The proportion of moderate and severe stunting was found to be 20.3 and 18.3% among mothers with low autonomy of decision making, compared to 18.2 and 15.9% among mothers with high autonomy, respectively. Similarly, children to mothers of lower BMI (less than 18.5 kg/m2) had the higher proportion of moderate stunting (21.2%), and severe stunting (19.6%). At least four ANC visits were found associated with lower proportion of stunting status, moderate (18.3%) and severe (10.8%) as compared to no ANC visit during pregnancy. Home delivery was more likely associated with the higher moderate and severe stunting than deliveries at health facilities.

The prevalence of stunting was negatively associated with increasing maternal education, maternal autonomy, maternal age at first birth, number of ANC visits, previous birth interval, and maternal height (Table 1). Prevalence of severe stunting was significantly (p <  0.0001) lower among mothers with tertiary education, mothers with 1 or 2 children, above 36 months of birth spacing, having at least 4 ANC visits, and the mothers who delivered in a health facility. On the contrary, the prevalence of severe stunting was lower than moderate stunting among mothers who are above 160 cm tall (Table 1).

The effect of maternal education was further analyzed by plotting the years of maternal education versus the percentage of stunted children (Fig. 1). The figure shows that the prevalence of stunting sharply declines as maternal education increases from grade 1 up to grade 3. Then there is an increase in prevalence from grade 3 to grade 4, and from grade 5 to 6. The total prevalence of stunting plateaus from grade 6 up to grade 10 and then starts to fall sharply. The line of severe stunting starts to flatten out in grade 11 (Fig. 1).

Fig. 1
figure 1

Prevalence of stunting in Ethiopian children under-five declines as maternal educational level increases

Maternal predictors of childhood stunting

We assessed the assumption of parallel line using the likelihood ratio test and goodness of fit of the using the Pearson chi-square and Deviance test. According, the likelihood ratio test for testing assumption of parallel line of proportion of odds satisfied, and the Pearson and Deviance test further showed that the is good fit (Table 2).

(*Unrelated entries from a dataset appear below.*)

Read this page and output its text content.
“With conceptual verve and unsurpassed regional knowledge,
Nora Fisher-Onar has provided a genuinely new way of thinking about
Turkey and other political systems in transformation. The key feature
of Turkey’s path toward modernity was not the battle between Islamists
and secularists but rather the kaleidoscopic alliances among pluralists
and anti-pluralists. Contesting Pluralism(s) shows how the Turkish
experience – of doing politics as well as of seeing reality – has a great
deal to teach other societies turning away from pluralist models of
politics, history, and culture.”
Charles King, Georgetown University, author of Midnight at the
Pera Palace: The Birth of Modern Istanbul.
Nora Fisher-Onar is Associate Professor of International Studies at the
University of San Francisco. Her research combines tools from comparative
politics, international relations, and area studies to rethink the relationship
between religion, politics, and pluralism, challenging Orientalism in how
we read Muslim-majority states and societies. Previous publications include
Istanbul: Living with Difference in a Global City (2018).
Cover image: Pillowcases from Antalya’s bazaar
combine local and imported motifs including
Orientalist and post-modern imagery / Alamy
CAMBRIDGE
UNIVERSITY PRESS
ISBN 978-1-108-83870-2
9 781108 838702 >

Table 2 Test of goodness of and parallel lines

Mothers with primary education were 25% less likely to give birth to stunted children when compared with mothers who had no education (Table 3). Reaching a tertiary level of education reduced the odds by 72% when compared with an uneducated mother. Unemployment was associated with a 23% reduction (OR = 0.768; 95% CI 0.646, 0.912) when compared with employed mothers (Table 3). Underweight mothers were 3.3 times more likely to have a stunted child (p = 0.021). The odds of stunting were significantly reduced if a mother had at least 4 ANC visits (OR = 0.763, 95% CI 0.668, 0.870). A mother with short stature (less than 150 cm) was 2.5 times more likely (p <  0.0001) to give birth to a stunted child when compared to a mother above 160 cm tall (Table 3).

Table 3 Proportional odds model analysis of maternal predictor factors of childhood stunting in Ethiopia, EDHS 2016 given in Odds ratio (OR) and 95% Confidence Interval (CI)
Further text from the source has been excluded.